I swallow down the painful knot in my throat and when Jo releases me, she doesn’t fully let go. She keeps rubbing my back and holding on to my arm, gazing at the engraved board with me. And I realize for once I’m not pulling away from her one bit. I’m leaning in and accepting it with everything I have in me.
Through watery eyes, I look at the ladies all standing around the table and offering me silent looks of support. “I’m glad you gals are going to be standing up there with me on Saturday because I’m going to be a mess, I fear,” I say with a garbled laugh. “But girlfriends sure do make it all a lot less scary.”
“We got you,” Trista says, reaching out to hold my hand.
“The ladies of Fletcher Mountain are always here for you,” Dakota adds with a smile.
Cozy lets out an angry growl. “Okay, we’re seriously building a cabin up there. I can’t take this shit anymore. Jo, we’ll add a mother-in-law suite on our house.”
“No Fletcher woman left behind,” Everly adds with twinkling eyes.
Jo laughs and hugs me one more time and I grin over the fact that I too am in the Fletcher women club, and I don’t think I ever want to leave.
Addison Monroe Fletcher.
Has a pretty good ring to it, I think.
Chapter 37
Fact or Fiction?
A moving target is harder to hit.
Luke
When I pull up to John Monroe’s property and get out of my truck, I duck behind my door when I hear a loud bang off in the distance. My eyes swerve around, trying to find the source of what sounds like gunshots, but when another bang sounds off, I realize it’s coming from behind the house.
At least those shots aren’t being fired at me... yet.
Wrapping my coat up tight around me, I crunch through the thick snow as I walk around back and spot John off in the distance. He’s standing at a table with a long rifle propped on a bipod stand, which he’s apparently using to shoot down a row of beer cans on a ledge that runs along the border of his wooded property.
He’s clearly in the middle of target practice, which makes me feel a bit like I couldn’t have picked a worse time to drop by unannounced.
But I’m here for my wife. The love of my life. And I’m not going to let her big bear of a father scare me away no matter how much ammunition he has. We must have the same end goal in sight. We want his daughter happy. And I feel well-informed on what will make her happy these days.
I pause as I watch him knock down another can, my nerves dancing in my belly with the loud boom. My dad was never a big hunter, so it wasn’t something we all engaged in growing up. And even living in the rural mountains all these years, with thehope of being as sustainable as possible up on our peak, none of us has ever taken to hunting. We each have some protection rifles that rarely see the light of day, but for the most part, we are not killers. We respect it for the necessity of feeding a family and I can appreciate the sustainability of it, but to be the one to do the work to kill it... not for me. What can I say? I’m a lover not a fighter.

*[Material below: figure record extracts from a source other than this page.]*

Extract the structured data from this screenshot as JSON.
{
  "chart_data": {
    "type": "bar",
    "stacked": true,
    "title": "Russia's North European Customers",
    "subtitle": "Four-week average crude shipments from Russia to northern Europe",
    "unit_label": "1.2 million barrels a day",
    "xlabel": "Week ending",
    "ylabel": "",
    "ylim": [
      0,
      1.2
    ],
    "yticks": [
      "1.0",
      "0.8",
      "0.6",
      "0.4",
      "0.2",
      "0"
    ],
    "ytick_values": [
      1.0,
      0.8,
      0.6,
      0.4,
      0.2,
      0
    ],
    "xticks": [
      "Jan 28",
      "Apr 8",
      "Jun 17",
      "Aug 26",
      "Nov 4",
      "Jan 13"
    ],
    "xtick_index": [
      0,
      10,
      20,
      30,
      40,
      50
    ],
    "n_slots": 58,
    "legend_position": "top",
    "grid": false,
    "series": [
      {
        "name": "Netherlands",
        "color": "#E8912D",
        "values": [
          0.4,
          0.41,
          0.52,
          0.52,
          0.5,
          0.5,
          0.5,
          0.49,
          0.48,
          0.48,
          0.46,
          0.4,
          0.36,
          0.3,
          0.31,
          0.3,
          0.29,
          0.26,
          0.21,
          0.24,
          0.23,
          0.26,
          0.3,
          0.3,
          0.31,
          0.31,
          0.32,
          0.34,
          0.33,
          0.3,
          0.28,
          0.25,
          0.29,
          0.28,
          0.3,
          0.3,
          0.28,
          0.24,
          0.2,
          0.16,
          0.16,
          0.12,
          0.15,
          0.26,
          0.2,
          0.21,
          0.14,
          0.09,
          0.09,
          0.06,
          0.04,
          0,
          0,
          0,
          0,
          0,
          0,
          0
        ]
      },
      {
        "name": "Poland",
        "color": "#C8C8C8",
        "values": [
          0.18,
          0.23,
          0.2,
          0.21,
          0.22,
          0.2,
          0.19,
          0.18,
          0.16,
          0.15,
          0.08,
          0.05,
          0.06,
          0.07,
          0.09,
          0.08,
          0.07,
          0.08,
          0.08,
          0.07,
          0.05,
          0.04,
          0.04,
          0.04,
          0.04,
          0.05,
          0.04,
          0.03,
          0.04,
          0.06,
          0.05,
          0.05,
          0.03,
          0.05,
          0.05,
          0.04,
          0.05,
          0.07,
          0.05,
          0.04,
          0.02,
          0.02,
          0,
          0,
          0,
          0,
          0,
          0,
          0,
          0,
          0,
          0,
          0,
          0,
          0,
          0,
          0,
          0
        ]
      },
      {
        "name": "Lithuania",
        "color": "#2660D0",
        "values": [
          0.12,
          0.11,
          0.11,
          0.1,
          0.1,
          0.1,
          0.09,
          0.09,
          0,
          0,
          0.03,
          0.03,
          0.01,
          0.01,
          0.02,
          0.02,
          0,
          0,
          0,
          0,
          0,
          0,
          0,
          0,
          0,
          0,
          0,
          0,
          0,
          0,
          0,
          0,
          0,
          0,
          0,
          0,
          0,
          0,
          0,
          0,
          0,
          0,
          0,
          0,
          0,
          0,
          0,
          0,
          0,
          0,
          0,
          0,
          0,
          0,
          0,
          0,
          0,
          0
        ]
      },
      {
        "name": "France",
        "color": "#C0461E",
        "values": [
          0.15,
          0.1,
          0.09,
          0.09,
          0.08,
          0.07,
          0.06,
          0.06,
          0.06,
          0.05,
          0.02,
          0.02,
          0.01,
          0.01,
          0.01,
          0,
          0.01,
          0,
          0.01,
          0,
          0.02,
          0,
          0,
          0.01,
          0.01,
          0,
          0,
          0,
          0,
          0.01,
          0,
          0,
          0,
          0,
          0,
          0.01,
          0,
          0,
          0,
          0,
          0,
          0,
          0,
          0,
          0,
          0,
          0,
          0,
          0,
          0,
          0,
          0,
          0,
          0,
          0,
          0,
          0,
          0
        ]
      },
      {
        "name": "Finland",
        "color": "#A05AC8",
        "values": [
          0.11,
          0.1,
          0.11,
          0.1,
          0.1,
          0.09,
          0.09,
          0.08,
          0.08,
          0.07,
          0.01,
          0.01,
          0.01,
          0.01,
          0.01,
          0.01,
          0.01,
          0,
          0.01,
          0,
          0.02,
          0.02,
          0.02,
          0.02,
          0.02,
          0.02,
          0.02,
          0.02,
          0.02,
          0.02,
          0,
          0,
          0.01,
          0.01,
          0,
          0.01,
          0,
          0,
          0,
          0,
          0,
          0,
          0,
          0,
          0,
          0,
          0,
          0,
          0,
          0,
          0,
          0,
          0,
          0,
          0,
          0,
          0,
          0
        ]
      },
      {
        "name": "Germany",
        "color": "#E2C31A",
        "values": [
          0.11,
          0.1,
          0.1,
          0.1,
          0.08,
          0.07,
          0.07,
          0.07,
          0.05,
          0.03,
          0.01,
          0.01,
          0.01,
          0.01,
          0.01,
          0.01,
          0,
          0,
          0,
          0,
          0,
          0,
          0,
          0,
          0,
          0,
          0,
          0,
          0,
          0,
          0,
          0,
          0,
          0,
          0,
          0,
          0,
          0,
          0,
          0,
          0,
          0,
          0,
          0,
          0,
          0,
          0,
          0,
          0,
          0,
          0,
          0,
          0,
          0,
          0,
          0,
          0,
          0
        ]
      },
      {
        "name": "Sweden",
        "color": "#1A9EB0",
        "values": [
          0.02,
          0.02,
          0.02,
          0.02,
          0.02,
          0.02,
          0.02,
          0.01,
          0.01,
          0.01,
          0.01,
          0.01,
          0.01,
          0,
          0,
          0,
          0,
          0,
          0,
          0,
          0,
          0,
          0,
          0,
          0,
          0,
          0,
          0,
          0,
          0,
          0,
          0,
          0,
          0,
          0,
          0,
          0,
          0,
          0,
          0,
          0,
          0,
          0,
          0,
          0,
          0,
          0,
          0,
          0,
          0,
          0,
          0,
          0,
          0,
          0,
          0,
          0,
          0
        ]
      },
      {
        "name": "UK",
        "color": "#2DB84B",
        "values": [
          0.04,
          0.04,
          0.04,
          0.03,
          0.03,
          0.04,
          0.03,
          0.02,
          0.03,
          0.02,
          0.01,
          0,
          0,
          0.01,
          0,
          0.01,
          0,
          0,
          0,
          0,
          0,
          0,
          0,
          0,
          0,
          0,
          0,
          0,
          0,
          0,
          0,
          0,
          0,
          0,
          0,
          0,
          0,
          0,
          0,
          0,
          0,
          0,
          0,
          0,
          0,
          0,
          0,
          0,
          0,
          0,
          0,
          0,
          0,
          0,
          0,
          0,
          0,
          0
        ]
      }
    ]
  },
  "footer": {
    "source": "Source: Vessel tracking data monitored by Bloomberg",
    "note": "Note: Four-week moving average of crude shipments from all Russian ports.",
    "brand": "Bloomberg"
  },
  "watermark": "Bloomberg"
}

Something tells me John is a fighter.
“Mr. Monroe,” I call out and step behind a tree in case he perceives me as a threat and aims his weapon right at me.
John removes his noise-canceling earmuffs and turns around, his brows furrowed as he squints in my direction. I offer a timid wave as I force myself to come out from behind the tree like a big boy.
“What the hell are you doing here?” John barks, turning to dismount his rifle from the holder.
I make my way over and see that he’s removing the shells from the chamber.
That’s a good start, I guess.
“I was hoping I could talk to you for a moment.” I grip the back of my neck as I stand beside him at the table, squinting at the mangled beer cans off in the distance. Most people would probably be using a target to shoot on. Not John.
“Is now a good time?”
“Now is a great time!” John grips his gun and props it upward on the table, posing like he’s ready for me to take his photo. All he needs is a dead animal carcass in his free hand to really complete the scene.
I pause, wondering if it’s me he’s picturing in the photo with him, playing the part of a carcass, and as if he can read my thoughts, he sighs heavily and lays the rifle back down.
“What can I do for you?” he asks with a deep, throaty voice.